Human growth hormone (hGH) or growth hormone is an endogenous, non-glycosylated protein synthesized, stored and secreted by the pituitary gland [1]. It contains 191 amino acids, a molecular weight of approximately 22 kDa, and consists of four groups α-helical bundle with two disulfide bonds [2]. This protein has a wide range of roles in promoting longitudinal bone growth and regulating protein, lipid and carbohydrate metabolism [3]. RhGH has been approved for clinical use since 1985 [4]. With the further research, rhGH application includes not only childhood dwarfism (GHD) caused by growth hormone deficiency, but also growth disorders caused by chronic renal failure and Turner syndrome and adult GHD [5]. It also plays an important role in the treatment of obesity, wound healing and burns [6]. whereas, due to the short half-life in the systemic blood circulation, rhGH is administered for a period of several years by injecting subcutaneously daily or three times a week [7]. The patient's compliance was poor due to the long and inconvenient administration and the pain caused by subcutaneous injection. In order to improve patient compliance, people have been looking for easier and more convenient ways to administer drugs. On the other hand, reducing the sensitivity of rhGH to physical and chemical degradation is also a challenge [8]. Various environmental factors, including temperature, light, oxidants, pH, freezing, shaking, and shear stress, affect rhGH structure during the production, transportation, and storage of protein drugs [9]. The need for low temperatures makes it difficult for protein-based drugs to escape the cold chain. Therefore, how to transport and store drugs at room temperature is also a topic of great interest.

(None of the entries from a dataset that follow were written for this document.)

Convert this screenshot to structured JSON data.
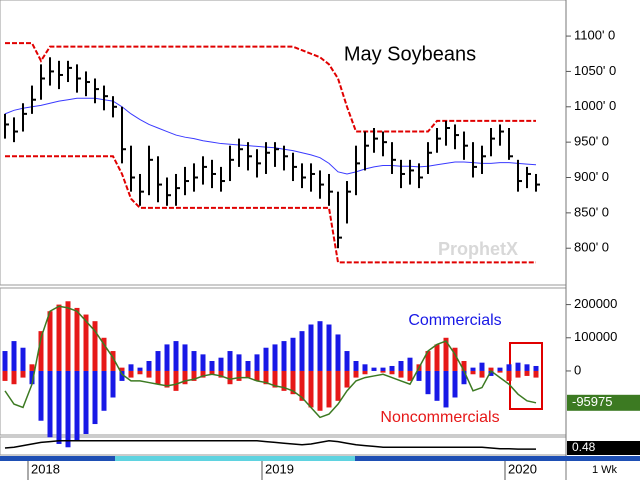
{
  "chart_data": [
    {
      "type": "ohlc",
      "title": "May Soybeans",
      "watermark": "ProphetX",
      "periodicity": "1 Wk",
      "categories": [
        null,
        null,
        null,
        "2018",
        null,
        null,
        null,
        null,
        null,
        null,
        null,
        null,
        null,
        null,
        null,
        null,
        null,
        null,
        null,
        null,
        null,
        null,
        null,
        null,
        null,
        null,
        null,
        null,
        null,
        "2019",
        null,
        null,
        null,
        null,
        null,
        null,
        null,
        null,
        null,
        null,
        null,
        null,
        null,
        null,
        null,
        null,
        null,
        null,
        null,
        null,
        null,
        null,
        null,
        null,
        null,
        null,
        "2020",
        null,
        null,
        null
      ],
      "high": [
        990,
        985,
        1005,
        1030,
        1060,
        1070,
        1065,
        1065,
        1060,
        1050,
        1040,
        1030,
        1015,
        1000,
        945,
        905,
        945,
        930,
        900,
        905,
        915,
        920,
        930,
        925,
        915,
        945,
        955,
        950,
        940,
        950,
        950,
        945,
        935,
        920,
        920,
        910,
        905,
        880,
        895,
        945,
        965,
        970,
        965,
        950,
        925,
        925,
        920,
        950,
        970,
        980,
        975,
        965,
        950,
        945,
        970,
        975,
        970,
        925,
        915,
        905
      ],
      "low": [
        955,
        950,
        965,
        990,
        1010,
        1030,
        1025,
        1035,
        1020,
        1015,
        1005,
        995,
        985,
        920,
        880,
        860,
        875,
        865,
        860,
        860,
        875,
        880,
        890,
        885,
        880,
        895,
        915,
        910,
        900,
        905,
        915,
        910,
        895,
        885,
        880,
        870,
        860,
        800,
        835,
        875,
        910,
        935,
        930,
        905,
        885,
        890,
        885,
        905,
        935,
        945,
        940,
        925,
        900,
        905,
        930,
        945,
        925,
        880,
        885,
        880
      ],
      "close": [
        975,
        965,
        990,
        1010,
        1040,
        1050,
        1045,
        1055,
        1040,
        1035,
        1025,
        1015,
        1000,
        940,
        900,
        880,
        925,
        890,
        875,
        885,
        895,
        900,
        915,
        905,
        895,
        925,
        940,
        930,
        920,
        935,
        940,
        930,
        915,
        900,
        905,
        890,
        880,
        815,
        880,
        920,
        945,
        955,
        950,
        925,
        905,
        910,
        900,
        935,
        955,
        970,
        960,
        945,
        915,
        930,
        955,
        965,
        930,
        895,
        905,
        890
      ],
      "bar_color": "#000000",
      "lines": [
        {
          "color": "#3a3aff",
          "dashed": false,
          "values": [
            990,
            995,
            998,
            1000,
            1002,
            1005,
            1008,
            1010,
            1012,
            1012,
            1012,
            1010,
            1008,
            1000,
            990,
            982,
            975,
            970,
            965,
            960,
            957,
            955,
            952,
            950,
            948,
            947,
            946,
            945,
            944,
            943,
            942,
            940,
            938,
            935,
            932,
            928,
            920,
            908,
            905,
            908,
            912,
            915,
            917,
            917,
            916,
            916,
            915,
            916,
            918,
            920,
            922,
            922,
            921,
            920,
            920,
            921,
            921,
            920,
            919,
            918
          ]
        },
        {
          "color": "#e00000",
          "dashed": true,
          "values": [
            1090,
            1090,
            1090,
            1090,
            1065,
            1085,
            1085,
            1085,
            1085,
            1085,
            1085,
            1085,
            1085,
            1085,
            1085,
            1085,
            1085,
            1085,
            1085,
            1085,
            1085,
            1085,
            1085,
            1085,
            1085,
            1085,
            1085,
            1085,
            1085,
            1085,
            1085,
            1085,
            1085,
            1080,
            1075,
            1070,
            1060,
            1040,
            1000,
            965,
            965,
            965,
            965,
            965,
            965,
            965,
            965,
            965,
            980,
            980,
            980,
            980,
            980,
            980,
            980,
            980,
            980,
            980,
            980,
            980
          ]
        },
        {
          "color": "#e00000",
          "dashed": true,
          "values": [
            930,
            930,
            930,
            930,
            930,
            930,
            930,
            930,
            930,
            930,
            930,
            930,
            930,
            905,
            870,
            857,
            857,
            857,
            857,
            857,
            857,
            857,
            857,
            857,
            857,
            857,
            857,
            857,
            857,
            857,
            857,
            857,
            857,
            857,
            857,
            857,
            857,
            780,
            780,
            780,
            780,
            780,
            780,
            780,
            780,
            780,
            780,
            780,
            780,
            780,
            780,
            780,
            780,
            780,
            780,
            780,
            780,
            780,
            780,
            780
          ]
        }
      ],
      "ylim": [
        748,
        1151
      ],
      "yticks": [
        {
          "value": 800,
          "label": "800' 0"
        },
        {
          "value": 850,
          "label": "850' 0"
        },
        {
          "value": 900,
          "label": "900' 0"
        },
        {
          "value": 950,
          "label": "950' 0"
        },
        {
          "value": 1000,
          "label": "1000' 0"
        },
        {
          "value": 1050,
          "label": "1050' 0"
        },
        {
          "value": 1100,
          "label": "1100' 0"
        }
      ]
    },
    {
      "type": "bar",
      "series": [
        {
          "name": "Commercials",
          "color": "#1818e6",
          "values": [
            60000,
            90000,
            70000,
            -40000,
            -150000,
            -200000,
            -220000,
            -230000,
            -210000,
            -190000,
            -160000,
            -120000,
            -80000,
            -30000,
            20000,
            10000,
            30000,
            60000,
            80000,
            90000,
            80000,
            60000,
            50000,
            30000,
            40000,
            60000,
            50000,
            30000,
            50000,
            70000,
            80000,
            90000,
            100000,
            120000,
            140000,
            150000,
            140000,
            110000,
            60000,
            30000,
            20000,
            10000,
            10000,
            15000,
            30000,
            40000,
            -30000,
            -70000,
            -90000,
            -110000,
            -80000,
            -40000,
            10000,
            25000,
            -15000,
            10000,
            20000,
            25000,
            20000,
            15000
          ]
        },
        {
          "name": "Noncommercials",
          "color": "#e61818",
          "values": [
            -30000,
            -40000,
            -20000,
            20000,
            120000,
            180000,
            200000,
            210000,
            190000,
            170000,
            150000,
            100000,
            60000,
            10000,
            -20000,
            -10000,
            -20000,
            -40000,
            -50000,
            -60000,
            -40000,
            -30000,
            -20000,
            -10000,
            -20000,
            -40000,
            -30000,
            -20000,
            -30000,
            -40000,
            -50000,
            -60000,
            -70000,
            -90000,
            -110000,
            -120000,
            -110000,
            -90000,
            -50000,
            -20000,
            -10000,
            0,
            -5000,
            -10000,
            -20000,
            -30000,
            20000,
            60000,
            80000,
            100000,
            70000,
            30000,
            -10000,
            -20000,
            10000,
            -5000,
            -30000,
            -20000,
            -15000,
            -20000
          ]
        }
      ],
      "line": {
        "color": "#3c7a22",
        "values": [
          -60000,
          -100000,
          -110000,
          -40000,
          100000,
          180000,
          195000,
          190000,
          180000,
          150000,
          120000,
          80000,
          40000,
          -10000,
          -30000,
          -30000,
          -35000,
          -40000,
          -45000,
          -40000,
          -30000,
          -25000,
          -15000,
          -10000,
          -15000,
          -25000,
          -20000,
          -20000,
          -30000,
          -35000,
          -45000,
          -50000,
          -60000,
          -80000,
          -110000,
          -140000,
          -130000,
          -100000,
          -60000,
          -30000,
          -20000,
          -15000,
          -10000,
          -20000,
          -30000,
          -40000,
          10000,
          60000,
          80000,
          90000,
          50000,
          0,
          -60000,
          -50000,
          0,
          -20000,
          -40000,
          -70000,
          -90000,
          -95975
        ]
      },
      "ylim": [
        -190000,
        250000
      ],
      "yticks": [
        0,
        100000,
        200000
      ]
    },
    {
      "type": "line",
      "color": "#000000",
      "values": [
        0.55,
        0.6,
        0.7,
        0.8,
        0.9,
        0.95,
        1.0,
        1.0,
        1.0,
        1.0,
        1.0,
        1.0,
        1.0,
        1.0,
        1.0,
        1.0,
        1.0,
        1.0,
        1.0,
        1.0,
        1.0,
        1.0,
        1.0,
        1.0,
        1.0,
        1.0,
        1.0,
        1.0,
        1.0,
        0.95,
        0.9,
        0.85,
        0.8,
        0.75,
        0.8,
        0.9,
        1.0,
        0.95,
        0.85,
        0.75,
        0.7,
        0.65,
        0.6,
        0.6,
        0.6,
        0.6,
        0.6,
        0.6,
        0.6,
        0.6,
        0.6,
        0.6,
        0.6,
        0.6,
        0.55,
        0.5,
        0.5,
        0.48,
        0.48,
        0.48
      ],
      "ylim": [
        0.3,
        1.05
      ]
    }
  ]
}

Various preparations for delivery of rhGH have been tried, including crystalline formulation [10], polymeric microspheres [11, 12], injectable hydrogels [13–15] and oral and transdermal deliveries [16, 17]. Among them, oral administration is widely favored because of its flexible administration time, less need for medical personnel and frequency of hospital or clinic visits [18]. However, the harsh environment of the gastrointestinal tract (pH, protease, etc.) and the complex and diverse biological barriers (epithelial cells, mucus layer, tight intercellular connections) seriously hinder the oral administration of protein drugs [19], resulting in the oral bioavailability of most protein drugs being about 2% [20]. At present, there have been a large number of studies on oral insulin delivery, but there are few studies on how to effectively deliver rhGH. Several methods have reportedly been used in studies of oral rhGH [21–23], but their clinical value is not high. Therefore, an efficient drug delivery system for rhGH is worth studying.
As a ligand of bile acid transport protein, bile acid has been used in many studies as a preparation of nanoparticles or microcapsules, which has excellent properties [24]. After entering the body, bile acids can enter the intestinal epithelial cells through the apical sodium-dependent bile acid transporter (ASBT), and further bile acid recycling [25], with recycling efficiency of more than 90%. Previously, combining PLGA with bile acids allowed the drug to survive the harsh environment of the stomach [26]. At the same time, choline-based ionic liquids (IL) have attracted extensive attention because of their obvious biocompatibility and biodegradability [27]. IL are liquid molten salts at room temperature and have the characteristics of low volatility, high ionic conductivity, and high electrochemical stability [28]. As a green solvent, it has been deeply researched in electrochemistry, biocatalysis, materials science, etc [29]. In the field of drug delivery, it is used in biofilm infections [30], skin disease [31] and other diseases. For protein drugs, it improves drug stability by keeping protein drugs stable at room temperature for 2 months and refrigerated for at least 4 months [32], and improving the catalytic activity of cytochrome C [28]. IL have good biocompatibility, are cheap and easy to obtain, and have a good prospect of engineering.
Hence, we reported an IL and deoxycholic acid (DCA)-based multifunctional nanoparticle. As a protein protector, IL was used to improve the stability of rhGH at room temperature. PLGA coats the IL in which the drug is dissolved, and releases the drug slowly after entering the blood circulation. DCA is modified on the surface of PLGA to ensure the integrity of the nanoparticles in the gastrointestinal tract. After entering the intestinal tract, the nanoparticles enter intestinal epithelial cells through ASBT receptor, escape through lysosome, intracellular transport mediated by IBABP, and release into the blood circulation by the lateral basement membrane. Various materials of the nanoparticle, such as arginine, IL, PLGA, have a protective effect on rhGH, so it can be guessed that the rhGH coated with the nanoparticle will have higher stability.